Your Right to Health Care Coverage
There are laws that protect people applying for health coverage and health plan members. If you have questions about these rights, look at your plan handbook or contact the agency that oversees your plan.
Your right to buy health coverage
- Health plans cannot refuse to cover you or charge you more because you have a health problem or are pregnant.
- Plans cannot charge you more because you are a woman.
- Plans can only consider your age, geographic region, and family size when determining your monthly premium cost.
- Children can stay on their parent’s or guardian’s health plan until age 26.
- Plans must accept you if you apply during an open enrollment period or qualify for a special enrollment period. This is known as guaranteed issue.
- Plans will deny you if you apply after open enrollment ends, unless you qualify for a special enrollment period after a qualifying life event (such as marriage, birth of a baby, loss of a plan through a job, and other changes).
- During an enrollment period, plans are only allowed to deny you for a very limited number of reasons. These reasons include if you don’t live in the plan’s service area or if the plan doesn’t have enough doctors in its network to serve any new members.
Your right to benefits and services
- You have the right to learn if a service is covered by your health plan and what it will cost you.
- You can call your health plan to find out if a test or procedure is covered and if it requires pre-approval.
- You can ask your health plan to help you clearly understand the services it covers.
- You can ask your plan to explain your bills and make sure the charges are correct.
- Most plans must cover a complete set of benefits, called essential health benefits. Essential health benefits include doctor and specialist visits, chronic disease management, dental and vision care for children, emergency services, hospital care, lab services, maternity and newborn care, mental health and substance abuse services, many prescription drugs, rehabilitation services and equipment, and preventative and wellness services. If you have an older (“grandfathered”) plan, your plan might not cover all of these benefits.
- Many health plans must offer no-cost preventive care, such as vaccines and cancer screening. You do not pay a co-pay, co-insurance, or deductible for these services.
If you go to the emergency room for a health emergency, the plan must pay for that care. You can go to the nearest hospital, even if its not in your health plan’s network.
- Most plans cannot put an annual limit or a lifetime limit on costs they pay for essential health benefits. This means they cannot put a limit on paying for your care if you get sick.
- Your plan must let you see a specialist if you need one.
Your right to keep health coverage
- Health plan cannot cancel your coverage just because you get sick or make an unintentional mistake on your application.

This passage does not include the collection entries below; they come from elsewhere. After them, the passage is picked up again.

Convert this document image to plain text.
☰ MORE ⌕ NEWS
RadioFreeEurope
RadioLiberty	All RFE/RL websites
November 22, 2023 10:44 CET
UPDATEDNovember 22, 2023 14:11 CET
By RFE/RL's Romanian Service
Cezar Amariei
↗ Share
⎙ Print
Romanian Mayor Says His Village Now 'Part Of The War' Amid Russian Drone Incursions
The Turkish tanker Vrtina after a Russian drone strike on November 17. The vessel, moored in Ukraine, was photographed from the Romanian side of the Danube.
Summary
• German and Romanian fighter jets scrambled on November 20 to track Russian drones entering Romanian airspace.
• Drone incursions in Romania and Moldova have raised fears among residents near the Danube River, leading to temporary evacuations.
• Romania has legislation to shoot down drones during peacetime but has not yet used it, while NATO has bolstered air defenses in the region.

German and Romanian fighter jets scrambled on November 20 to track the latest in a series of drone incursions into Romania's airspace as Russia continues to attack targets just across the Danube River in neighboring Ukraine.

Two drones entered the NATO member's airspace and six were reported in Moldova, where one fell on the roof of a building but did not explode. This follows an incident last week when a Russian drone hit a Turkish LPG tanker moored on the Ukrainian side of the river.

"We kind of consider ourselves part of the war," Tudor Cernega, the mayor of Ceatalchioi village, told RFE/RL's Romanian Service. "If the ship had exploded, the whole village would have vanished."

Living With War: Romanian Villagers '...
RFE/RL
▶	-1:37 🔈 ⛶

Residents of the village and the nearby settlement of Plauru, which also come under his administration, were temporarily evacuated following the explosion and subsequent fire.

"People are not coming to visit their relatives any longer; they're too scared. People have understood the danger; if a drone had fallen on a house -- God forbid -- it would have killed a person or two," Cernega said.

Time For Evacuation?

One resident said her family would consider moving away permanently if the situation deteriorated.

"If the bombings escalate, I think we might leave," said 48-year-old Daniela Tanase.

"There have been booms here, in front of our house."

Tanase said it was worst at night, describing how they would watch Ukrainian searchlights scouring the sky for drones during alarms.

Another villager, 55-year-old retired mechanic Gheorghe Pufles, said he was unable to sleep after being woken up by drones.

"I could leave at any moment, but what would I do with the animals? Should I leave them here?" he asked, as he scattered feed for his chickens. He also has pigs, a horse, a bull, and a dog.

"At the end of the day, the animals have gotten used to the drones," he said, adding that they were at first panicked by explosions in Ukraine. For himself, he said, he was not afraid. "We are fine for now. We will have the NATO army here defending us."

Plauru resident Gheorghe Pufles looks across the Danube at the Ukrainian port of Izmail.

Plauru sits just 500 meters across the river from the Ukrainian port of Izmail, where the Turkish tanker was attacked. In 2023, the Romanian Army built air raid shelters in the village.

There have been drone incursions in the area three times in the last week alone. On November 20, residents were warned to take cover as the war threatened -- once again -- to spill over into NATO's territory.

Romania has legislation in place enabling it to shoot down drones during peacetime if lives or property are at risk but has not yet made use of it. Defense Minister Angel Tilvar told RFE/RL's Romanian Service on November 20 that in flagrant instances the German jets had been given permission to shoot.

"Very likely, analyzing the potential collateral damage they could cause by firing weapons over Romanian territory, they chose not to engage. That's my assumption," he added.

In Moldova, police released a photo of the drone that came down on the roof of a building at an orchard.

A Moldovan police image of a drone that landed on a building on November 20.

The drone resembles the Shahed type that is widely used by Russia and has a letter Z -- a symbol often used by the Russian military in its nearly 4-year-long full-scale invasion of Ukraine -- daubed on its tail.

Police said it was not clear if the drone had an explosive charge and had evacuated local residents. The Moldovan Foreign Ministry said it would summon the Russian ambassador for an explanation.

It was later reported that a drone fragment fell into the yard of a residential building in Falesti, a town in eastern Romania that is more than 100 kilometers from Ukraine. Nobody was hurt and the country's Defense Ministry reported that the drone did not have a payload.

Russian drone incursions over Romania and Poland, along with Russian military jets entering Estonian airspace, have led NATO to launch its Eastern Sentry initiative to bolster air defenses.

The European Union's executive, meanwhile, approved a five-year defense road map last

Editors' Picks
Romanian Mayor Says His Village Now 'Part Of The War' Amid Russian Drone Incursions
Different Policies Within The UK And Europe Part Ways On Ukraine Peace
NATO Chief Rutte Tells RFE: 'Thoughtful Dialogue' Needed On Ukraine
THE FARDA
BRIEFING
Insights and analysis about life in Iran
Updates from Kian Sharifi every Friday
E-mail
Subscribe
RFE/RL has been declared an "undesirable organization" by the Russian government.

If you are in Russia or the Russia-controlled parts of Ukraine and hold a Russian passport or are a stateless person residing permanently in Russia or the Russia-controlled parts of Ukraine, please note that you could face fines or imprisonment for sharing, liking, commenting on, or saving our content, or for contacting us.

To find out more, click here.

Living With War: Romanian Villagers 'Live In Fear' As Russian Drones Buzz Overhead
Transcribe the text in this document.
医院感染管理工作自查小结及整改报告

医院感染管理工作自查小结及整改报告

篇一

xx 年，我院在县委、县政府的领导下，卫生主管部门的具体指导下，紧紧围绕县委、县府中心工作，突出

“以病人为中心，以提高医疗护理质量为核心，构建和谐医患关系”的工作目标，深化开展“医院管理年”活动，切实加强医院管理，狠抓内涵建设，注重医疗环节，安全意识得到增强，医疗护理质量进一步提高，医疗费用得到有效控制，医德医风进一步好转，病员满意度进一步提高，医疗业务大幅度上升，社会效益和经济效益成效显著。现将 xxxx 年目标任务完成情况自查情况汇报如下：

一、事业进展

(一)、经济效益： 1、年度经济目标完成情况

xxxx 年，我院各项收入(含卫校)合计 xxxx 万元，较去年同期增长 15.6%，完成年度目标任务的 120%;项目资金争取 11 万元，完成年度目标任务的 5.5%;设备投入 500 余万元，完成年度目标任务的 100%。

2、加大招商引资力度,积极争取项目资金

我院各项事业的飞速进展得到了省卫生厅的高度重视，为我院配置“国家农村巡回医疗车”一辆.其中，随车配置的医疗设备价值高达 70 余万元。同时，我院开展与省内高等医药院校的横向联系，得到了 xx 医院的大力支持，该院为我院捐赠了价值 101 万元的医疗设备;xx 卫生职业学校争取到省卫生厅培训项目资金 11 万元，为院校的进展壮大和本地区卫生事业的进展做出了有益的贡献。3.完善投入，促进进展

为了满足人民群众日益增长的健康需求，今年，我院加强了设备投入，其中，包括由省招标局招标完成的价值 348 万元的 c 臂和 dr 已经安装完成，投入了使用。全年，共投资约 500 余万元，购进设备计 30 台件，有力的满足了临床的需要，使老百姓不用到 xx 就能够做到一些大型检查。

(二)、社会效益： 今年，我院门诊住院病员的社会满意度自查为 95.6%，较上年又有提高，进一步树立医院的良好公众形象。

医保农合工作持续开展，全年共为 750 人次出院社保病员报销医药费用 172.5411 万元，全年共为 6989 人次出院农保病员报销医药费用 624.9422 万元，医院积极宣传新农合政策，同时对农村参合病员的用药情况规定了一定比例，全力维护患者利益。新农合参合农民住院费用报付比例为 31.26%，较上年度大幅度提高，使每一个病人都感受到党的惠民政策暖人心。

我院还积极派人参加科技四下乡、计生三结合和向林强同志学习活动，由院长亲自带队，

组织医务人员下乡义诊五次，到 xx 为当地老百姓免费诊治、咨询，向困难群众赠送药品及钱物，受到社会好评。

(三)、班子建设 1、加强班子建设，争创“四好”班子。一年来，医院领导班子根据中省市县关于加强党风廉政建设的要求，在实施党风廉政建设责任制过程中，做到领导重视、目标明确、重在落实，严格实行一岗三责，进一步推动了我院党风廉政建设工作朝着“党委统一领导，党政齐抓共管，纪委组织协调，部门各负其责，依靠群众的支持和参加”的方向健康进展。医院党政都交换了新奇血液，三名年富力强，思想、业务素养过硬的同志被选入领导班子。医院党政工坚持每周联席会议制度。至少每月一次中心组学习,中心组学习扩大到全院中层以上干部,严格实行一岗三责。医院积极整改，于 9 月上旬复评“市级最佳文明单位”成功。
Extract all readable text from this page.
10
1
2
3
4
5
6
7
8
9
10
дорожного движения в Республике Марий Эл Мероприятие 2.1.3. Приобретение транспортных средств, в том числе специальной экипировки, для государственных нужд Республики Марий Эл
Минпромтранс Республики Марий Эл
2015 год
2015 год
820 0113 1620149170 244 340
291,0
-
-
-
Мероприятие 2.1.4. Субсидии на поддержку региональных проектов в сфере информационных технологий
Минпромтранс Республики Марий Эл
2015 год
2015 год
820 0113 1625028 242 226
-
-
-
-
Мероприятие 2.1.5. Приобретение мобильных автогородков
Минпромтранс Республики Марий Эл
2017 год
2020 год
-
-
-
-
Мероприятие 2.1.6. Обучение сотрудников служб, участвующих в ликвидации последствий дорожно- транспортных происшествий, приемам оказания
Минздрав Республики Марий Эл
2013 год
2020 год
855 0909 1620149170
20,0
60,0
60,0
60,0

- Health plans generally cannot cancel your coverage unless you did not pay your premiums or you did not fill out your application truthfully.
- A health plan has to give you notice if your coverage is ending. Sometimes you also must be given the option to enroll in a different plan.
- If you lose your coverage, you may qualify for a special enrollment period to get a new health plan.
- If you lose your plan through your job, you may have the option to keep buying that same plan through COBRA or Cal-COBRA.
Prescription Drug Coverage
- Most health plans are required to cover prescription drugs.
- Not all plans cover all medications. The list of prescription drugs that a plan covers is called a formulary. You can check your plan’s formulary to see which prescriptions are covered and how much they will cost.
- How much you pay will depend on your plan. Some plans have different deductibles or copays for prescription drugs. Check your plan for details.